O ministro da Casa Civil, por sua vez, disse que "além do combate às fraudes no programa do Bolsa Família, o regime de austeridade fiscal aplicado pelo governo nos 100 primeiros dias possibilitou a garantia do 13º salário para o Bolsa Família, uma das promessas de campanha do presidente Jair Bolsonaro".

Onyx declarou ainda que para, garantir o 13º, o governo não concederá reajuste aos beneficiários do programa este ano, sinalizando que eles poderão ser avaliados apenas em outro momento, quando as contas estiverem em ordem. "Com o equilíbrio fiscal que será obtido com a nova Previdência não há nenhum problema de se trabalhar com isso, porque estamos com orçamento em elaboração para o ano que vem", declarou o ministro da Casa Civil, apontando que reajustes só serão possíveis a partir do ano que vem.

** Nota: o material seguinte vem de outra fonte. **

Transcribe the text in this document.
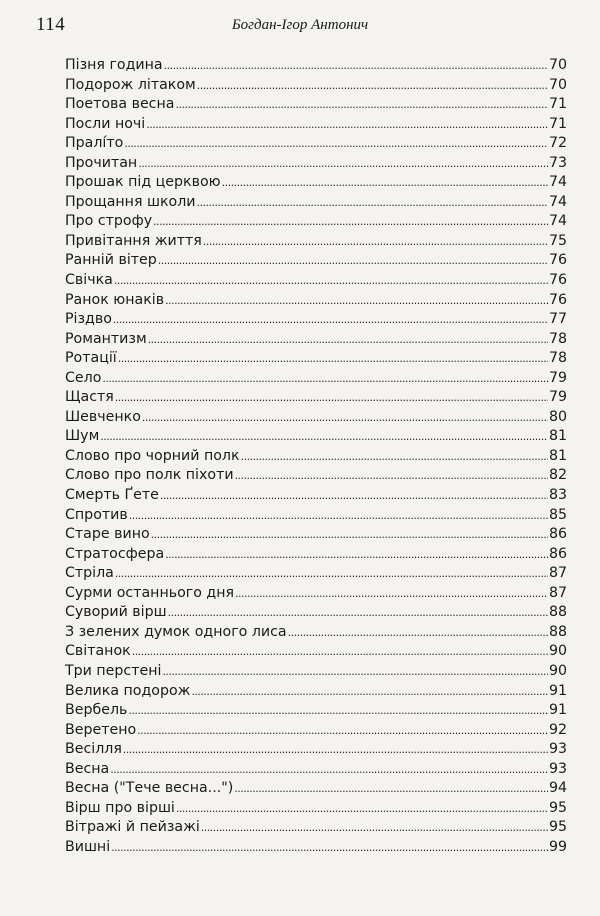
114	Богдан-Ігор Антонич
Пізня година .....	70
Подорож літаком .....	70
Поетова весна .....	71
Посли ночі .....	71
Пралíто .....	72
Прочитан .....	73
Прошак під церквою .....	74
Прощання школи .....	74
Про строфу .....	74
Привітання життя .....	75
Ранній вітер .....	76
Свічка .....	76
Ранок юнаків .....	76
Різдво .....	77
Романтизм .....	78
Ротації .....	78
Село .....	79
Щастя .....	79
Шевченко .....	80
Шум .....	81
Слово про чорний полк .....	81
Слово про полк піхоти .....	82
Смерть Ґете .....	83
Спротив .....	85
Старе вино .....	86
Стратосфера .....	86
Стріла .....	87
Сурми останнього дня .....	87
Суворий вірш .....	88
З зелених думок одного лиса .....	88
Світанок .....	90
Три перстені .....	90
Велика подорож .....	91
Вербель .....	91
Веретено .....	92
Весілля .....	93
Весна .....	93
Весна ("Тече весна...") .....	94
Вірш про вірші .....	95
Вітражі й пейзажі .....	95
Вишні .....	99
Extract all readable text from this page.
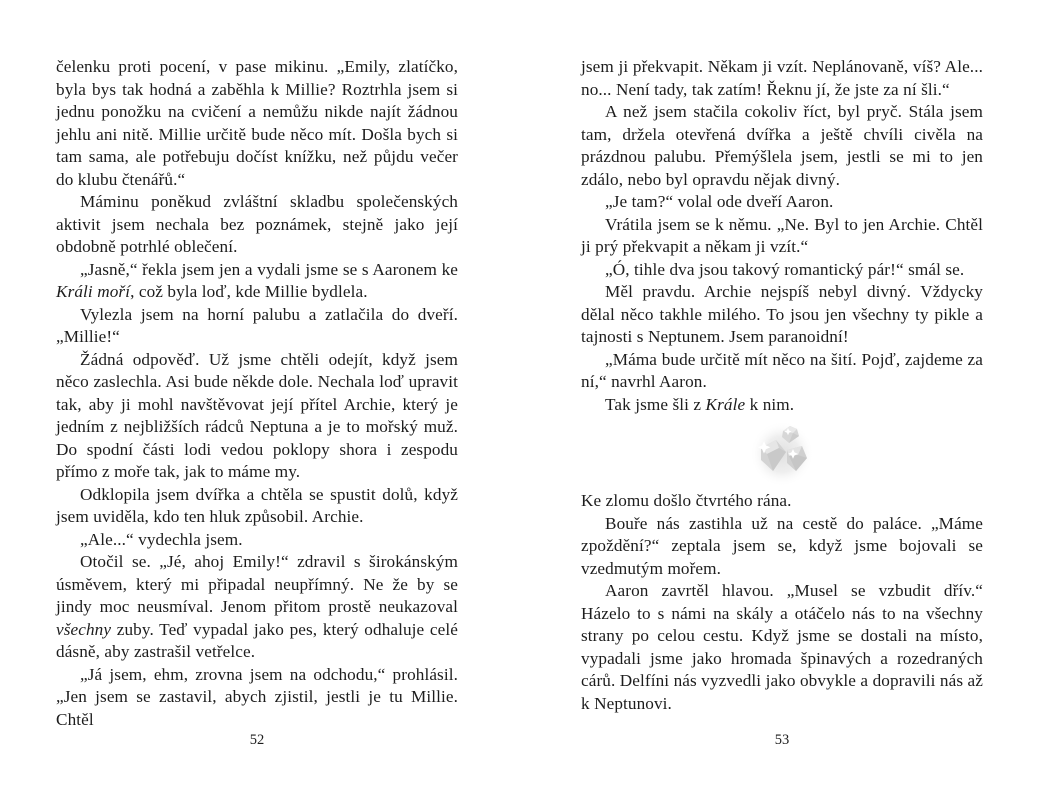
čelenku proti pocení, v pase mikinu. „Emily, zlatíčko, byla bys tak hodná a zaběhla k Millie? Roztrhla jsem si jednu ponožku na cvičení a nemůžu nikde najít žádnou jehlu ani nitě. Millie určitě bude něco mít. Došla bych si tam sama, ale potřebuju dočíst knížku, než půjdu večer do klubu čtenářů.“

Máminu poněkud zvláštní skladbu společenských aktivit jsem nechala bez poznámek, stejně jako její obdobně potrhlé oblečení.

„Jasně,“ řekla jsem jen a vydali jsme se s Aaronem ke Králi moří, což byla loď, kde Millie bydlela.

Vylezla jsem na horní palubu a zatlačila do dveří. „Millie!“

Žádná odpověď. Už jsme chtěli odejít, když jsem něco zaslechla. Asi bude někde dole. Nechala loď upravit tak, aby ji mohl navštěvovat její přítel Archie, který je jedním z nejbližších rádců Neptuna a je to mořský muž. Do spodní části lodi vedou poklopy shora i zespodu přímo z moře tak, jak to máme my.

Odklopila jsem dvířka a chtěla se spustit dolů, když jsem uviděla, kdo ten hluk způsobil. Archie.

„Ale...“ vydechla jsem.

Otočil se. „Jé, ahoj Emily!“ zdravil s širokánským úsměvem, který mi připadal neupřímný. Ne že by se jindy moc neusmíval. Jenom přitom prostě neukazoval všechny zuby. Teď vypadal jako pes, který odhaluje celé dásně, aby zastrašil vetřelce.

„Já jsem, ehm, zrovna jsem na odchodu,“ prohlásil. „Jen jsem se zastavil, abych zjistil, jestli je tu Millie. Chtěl

52

jsem ji překvapit. Někam ji vzít. Neplánovaně, víš? Ale... no... Není tady, tak zatím! Řeknu jí, že jste za ní šli.“

A než jsem stačila cokoliv říct, byl pryč. Stála jsem tam, držela otevřená dvířka a ještě chvíli civěla na prázdnou palubu. Přemýšlela jsem, jestli se mi to jen zdálo, nebo byl opravdu nějak divný.

„Je tam?“ volal ode dveří Aaron.

Vrátila jsem se k němu. „Ne. Byl to jen Archie. Chtěl ji prý překvapit a někam ji vzít.“

„Ó, tihle dva jsou takový romantický pár!“ smál se.

Měl pravdu. Archie nejspíš nebyl divný. Vždycky dělal něco takhle milého. To jsou jen všechny ty pikle a tajnosti s Neptunem. Jsem paranoidní!

„Máma bude určitě mít něco na šití. Pojď, zajdeme za ní,“ navrhl Aaron.

Tak jsme šli z Krále k nim.

Ke zlomu došlo čtvrtého rána.

Bouře nás zastihla už na cestě do paláce. „Máme zpoždění?“ zeptala jsem se, když jsme bojovali se vzedmutým mořem.

Aaron zavrtěl hlavou. „Musel se vzbudit dřív.“ Házelo to s námi na skály a otáčelo nás to na všechny strany po celou cestu. Když jsme se dostali na místo, vypadali jsme jako hromada špinavých a rozedraných cárů. Delfíni nás vyzvedli jako obvykle a dopravili nás až k Neptunovi.

53
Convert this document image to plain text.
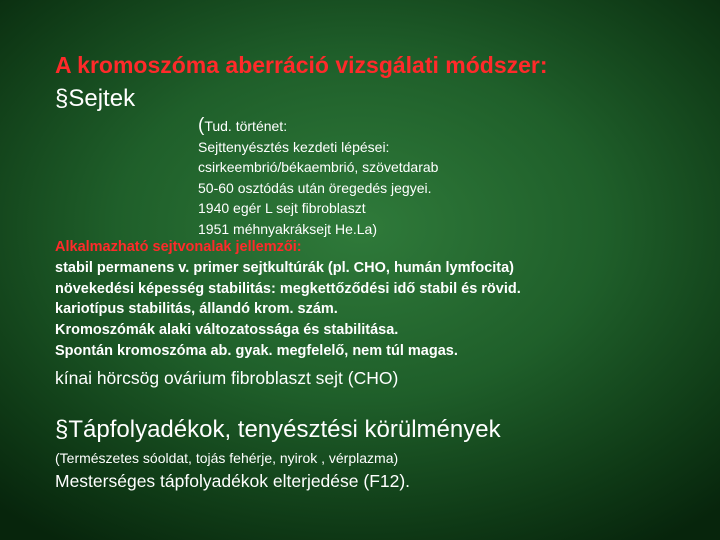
A kromoszóma aberráció vizsgálati módszer:
§Sejtek
(Tud. történet:
Sejttenyésztés kezdeti lépései:
csirkeembrió/békaembrió, szövetdarab
50-60 osztódás után öregedés jegyei.
1940 egér L sejt fibroblaszt
1951 méhnyakráksejt He.La)
Alkalmazható sejtvonalak jellemzői:
stabil permanens v. primer sejtkultúrák (pl. CHO, humán lymfocita)
növekedési képesség stabilitás: megkettőződési idő stabil és rövid.
kariotípus stabilitás, állandó krom. szám.
Kromoszómák alaki változatossága és stabilitása.
Spontán kromoszóma ab. gyak. megfelelő, nem túl magas.
kínai hörcsög ovárium fibroblaszt sejt (CHO)
§Tápfolyadékok, tenyésztési körülmények
(Természetes sóoldat, tojás fehérje, nyirok , vérplazma)
Mesterséges tápfolyadékok elterjedése (F12).
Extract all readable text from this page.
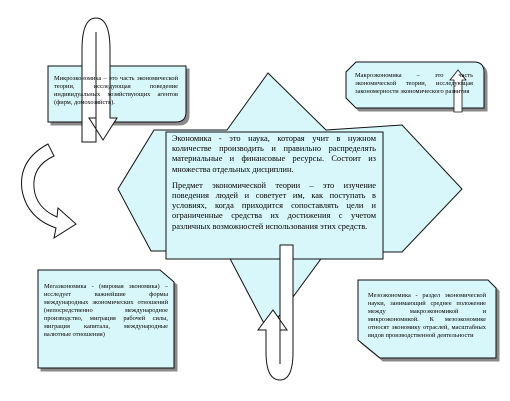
Экономика - это наука, которая учит в нужном количестве производить и правильно распределять материальные и финансовые ресурсы. Состоит из множества отдельных дисциплин.

Предмет экономической теории – это изучение поведения людей и советует им, как поступать в условиях, когда приходится сопоставлять цели и ограниченные средства их достижения с учетом различных возможностей использования этих средств.

Микроэкономика – это часть экономической теории, исследующая поведение индивидуальных хозяйствующих агентов (фирм, домохозяйств).
Макроэкономика – это часть экономической теории, исследующая закономерности экономического развития
Мегаэкономика - (мировая экономика) – исследует важнейшие формы международных экономических отношений (непосредственно международное производство, миграция рабочей силы, миграция капитала, международные валютные отношения)
Мезоэкономика - раздел экономической науки, занимающий среднее положение между макроэкономикой и микроэкономикой. К мезоэкономике относят экономику отраслей, масштабных видов производственной деятельности
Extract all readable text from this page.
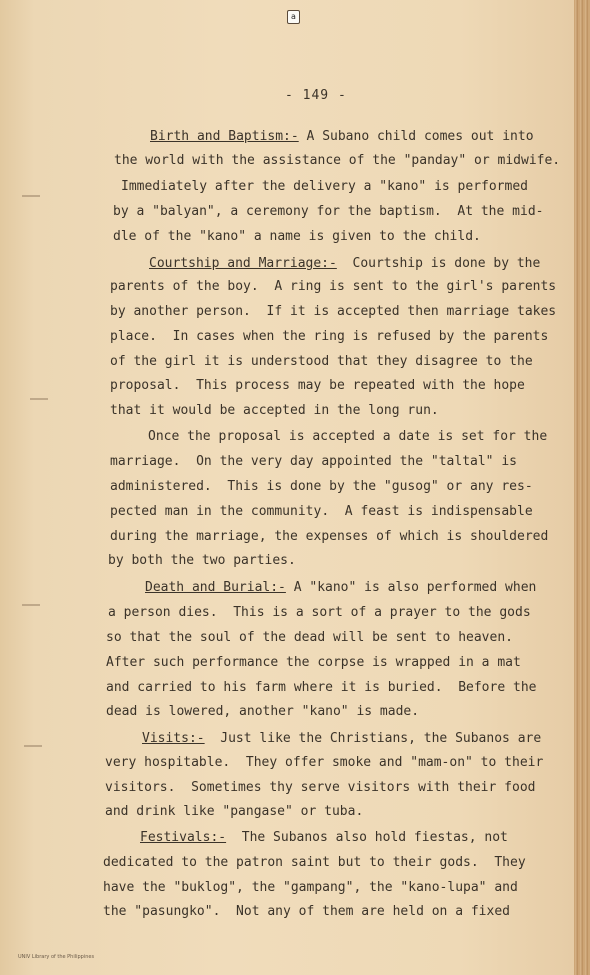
a
- 149 -
Birth and Baptism:- A Subano child comes out into
the world with the assistance of the "panday" or midwife.
Immediately after the delivery a "kano" is performed
by a "balyan", a ceremony for the baptism.  At the mid-
dle of the "kano" a name is given to the child.
Courtship and Marriage:-  Courtship is done by the
parents of the boy.  A ring is sent to the girl's parents
by another person.  If it is accepted then marriage takes
place.  In cases when the ring is refused by the parents
of the girl it is understood that they disagree to the
proposal.  This process may be repeated with the hope
that it would be accepted in the long run.
Once the proposal is accepted a date is set for the
marriage.  On the very day appointed the "taltal" is
administered.  This is done by the "gusog" or any res-
pected man in the community.  A feast is indispensable
during the marriage, the expenses of which is shouldered
by both the two parties.
Death and Burial:- A "kano" is also performed when
a person dies.  This is a sort of a prayer to the gods
so that the soul of the dead will be sent to heaven.
After such performance the corpse is wrapped in a mat
and carried to his farm where it is buried.  Before the
dead is lowered, another "kano" is made.
Visits:-  Just like the Christians, the Subanos are
very hospitable.  They offer smoke and "mam-on" to their
visitors.  Sometimes thy serve visitors with their food
and drink like "pangase" or tuba.
Festivals:-  The Subanos also hold fiestas, not
dedicated to the patron saint but to their gods.  They
have the "buklog", the "gampang", the "kano-lupa" and
the "pasungko".  Not any of them are held on a fixed
UNIV Library of the Philippines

O valor médio do Bolsa Família é de R$ 178,04 por benefício. O governo tem reiterado que a fila de entrada para o programa foi zerada. O programa é voltado para as famílias mais pobres do País. Os beneficiários recebem o dinheiro mensalmente e, como contrapartida, cumprem compromissos nas áreas de Saúde, como manter a vacinação em dia, e Educação, com garantia de frequência das crianças na escola.

Ao final da entrevista sobre os 100 dias de governo, o ministro Onyx confirmou com uma aceno positivo, com o dedo polegar, que o ato para assegurar o pagamento do 13º do Bolsa Família será uma Medida Provisória. Há quem diga que o instrumento não foi definido. Ainda assim, a única forma de o governo assegurar o pagamento imediato é por MP.